In view of the above considerations, the LCZ-ODC project (agreement n. 2022-30-HH.0), funded by the Italian Space Agency (ASI), aims to produce multi-temporal LCZ maps for the Metropolitan City of Milan, in northern Italy, using innovative open data sources and Free and Open Source Software (FOSS) tools. The project is being carried out from a user-oriented perspective to achieve high levels of usability while fulfilling different end-user informational needs. Stakeholders, including public administration, professional associations, foundations, and researchers, are actively involved in the project development and validation phases through dedicated workshops and educational events aiming to consolidate user needs, guide product implementation, and assess the usability of the project outcomes.

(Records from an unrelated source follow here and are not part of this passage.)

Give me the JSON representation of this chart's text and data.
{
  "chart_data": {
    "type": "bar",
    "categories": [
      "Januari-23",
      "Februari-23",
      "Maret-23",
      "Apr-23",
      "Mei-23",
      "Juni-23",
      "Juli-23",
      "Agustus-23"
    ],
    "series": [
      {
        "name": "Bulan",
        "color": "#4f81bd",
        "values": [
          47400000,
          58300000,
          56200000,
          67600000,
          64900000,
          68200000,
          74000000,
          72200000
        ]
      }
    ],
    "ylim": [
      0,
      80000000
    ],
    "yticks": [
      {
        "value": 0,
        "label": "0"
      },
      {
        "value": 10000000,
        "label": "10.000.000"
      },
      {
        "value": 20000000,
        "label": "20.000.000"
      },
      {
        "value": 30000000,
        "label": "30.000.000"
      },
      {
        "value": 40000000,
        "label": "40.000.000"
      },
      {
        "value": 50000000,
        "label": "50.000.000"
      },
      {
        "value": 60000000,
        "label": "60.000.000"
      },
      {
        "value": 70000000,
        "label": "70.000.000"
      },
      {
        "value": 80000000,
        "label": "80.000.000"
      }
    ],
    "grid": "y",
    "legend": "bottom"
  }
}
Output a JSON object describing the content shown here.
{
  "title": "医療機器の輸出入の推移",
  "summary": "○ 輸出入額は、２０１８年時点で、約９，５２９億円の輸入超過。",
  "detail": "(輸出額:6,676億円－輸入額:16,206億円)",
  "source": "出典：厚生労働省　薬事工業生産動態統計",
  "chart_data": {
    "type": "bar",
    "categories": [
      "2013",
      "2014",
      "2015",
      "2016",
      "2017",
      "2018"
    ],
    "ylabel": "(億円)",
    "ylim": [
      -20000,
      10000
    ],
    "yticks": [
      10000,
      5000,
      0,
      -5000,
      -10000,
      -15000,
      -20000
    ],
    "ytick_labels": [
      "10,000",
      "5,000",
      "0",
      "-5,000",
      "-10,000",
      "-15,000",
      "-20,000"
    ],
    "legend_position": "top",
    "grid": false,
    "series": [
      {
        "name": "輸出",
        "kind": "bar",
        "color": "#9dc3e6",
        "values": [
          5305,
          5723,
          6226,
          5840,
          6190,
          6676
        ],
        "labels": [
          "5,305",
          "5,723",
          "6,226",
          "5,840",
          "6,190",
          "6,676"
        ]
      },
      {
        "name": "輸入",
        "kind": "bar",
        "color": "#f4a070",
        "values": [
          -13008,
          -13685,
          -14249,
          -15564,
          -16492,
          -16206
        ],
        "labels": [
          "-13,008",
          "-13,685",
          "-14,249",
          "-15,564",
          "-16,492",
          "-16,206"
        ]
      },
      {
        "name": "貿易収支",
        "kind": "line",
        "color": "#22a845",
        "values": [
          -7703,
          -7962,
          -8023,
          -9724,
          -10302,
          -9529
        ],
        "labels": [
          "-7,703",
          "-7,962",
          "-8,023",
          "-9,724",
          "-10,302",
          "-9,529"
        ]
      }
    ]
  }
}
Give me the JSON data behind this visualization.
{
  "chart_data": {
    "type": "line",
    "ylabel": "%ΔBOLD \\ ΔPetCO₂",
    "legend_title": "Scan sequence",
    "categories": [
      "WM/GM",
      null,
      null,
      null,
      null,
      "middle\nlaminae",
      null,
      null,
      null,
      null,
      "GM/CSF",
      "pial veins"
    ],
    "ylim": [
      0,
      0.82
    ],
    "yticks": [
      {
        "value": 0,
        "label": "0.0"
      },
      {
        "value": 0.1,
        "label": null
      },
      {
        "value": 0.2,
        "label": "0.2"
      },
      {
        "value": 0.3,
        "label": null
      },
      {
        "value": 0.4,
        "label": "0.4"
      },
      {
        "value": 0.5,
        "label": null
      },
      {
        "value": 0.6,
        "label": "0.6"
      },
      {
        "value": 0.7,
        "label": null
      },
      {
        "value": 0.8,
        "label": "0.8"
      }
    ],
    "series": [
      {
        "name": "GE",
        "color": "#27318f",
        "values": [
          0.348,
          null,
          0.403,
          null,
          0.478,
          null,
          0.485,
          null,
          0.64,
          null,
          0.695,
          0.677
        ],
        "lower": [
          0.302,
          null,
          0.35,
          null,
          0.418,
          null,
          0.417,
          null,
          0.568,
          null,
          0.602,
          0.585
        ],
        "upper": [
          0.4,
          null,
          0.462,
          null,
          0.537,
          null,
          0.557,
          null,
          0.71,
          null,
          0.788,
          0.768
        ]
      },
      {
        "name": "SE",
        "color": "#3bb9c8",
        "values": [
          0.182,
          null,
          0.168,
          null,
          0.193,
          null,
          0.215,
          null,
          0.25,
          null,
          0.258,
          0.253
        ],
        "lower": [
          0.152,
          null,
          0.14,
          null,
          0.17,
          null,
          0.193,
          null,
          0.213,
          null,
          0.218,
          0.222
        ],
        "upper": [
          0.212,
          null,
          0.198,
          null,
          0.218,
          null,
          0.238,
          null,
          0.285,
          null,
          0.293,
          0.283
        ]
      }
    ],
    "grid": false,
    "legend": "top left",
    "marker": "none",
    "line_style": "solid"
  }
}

The LCZ-ODC project uses a hybrid remote sensing/Geographic Information System (GIS) based approach for LCZ mapping, utilizing both open geospatial layers and high-resolution satellite imagery. The latter include multispectral Sentinel-2 images distributed by the European Space Agency (ESA) and hyperspectral data acquired by the PRISMA (Hyperspectral Precursor of the Application Mission) satellite, provided by ASI. Additionally, in-situ weather measurements sensed by authoritative monitoring networks are used to assess the statistical correlation between the LCZ classes and air temperature.
The Open Data Cube (ODC) technology serves as the project’s backend system, facilitating multi-source data integration, pre-processing, and the distribution of ready-to-use data. In particular, geospatial layers contained in the ODC include multi-temporal and multi-resolution LCZ maps, preprocessed satellite images, and static layers describing the LCZ morphological properties, like sky-view factor, building height, and impervious surface fraction. A preconfigured ODC instance will be published in a Docker container, equipped with libraries and tools needed for interacting with and downloading the available datasets. Moreover, Jupyter Notebooks will be made available as a project outcome, enabling non-expert users to easily visualize, query, and download the data from the ODC. These Notebooks also offer documentation and ready-to-use code for expert users, streamlining the data analysis and exploration process.
The ongoing work focuses on developing interactive and user-friendly interfaces to allow users with different levels of expertise to directly access and interact with the data contained in the ODC. Additionally, training sessions are planned during the project's validation phase to demonstrate the products' operational use while tailoring outputs to the specific needs of users.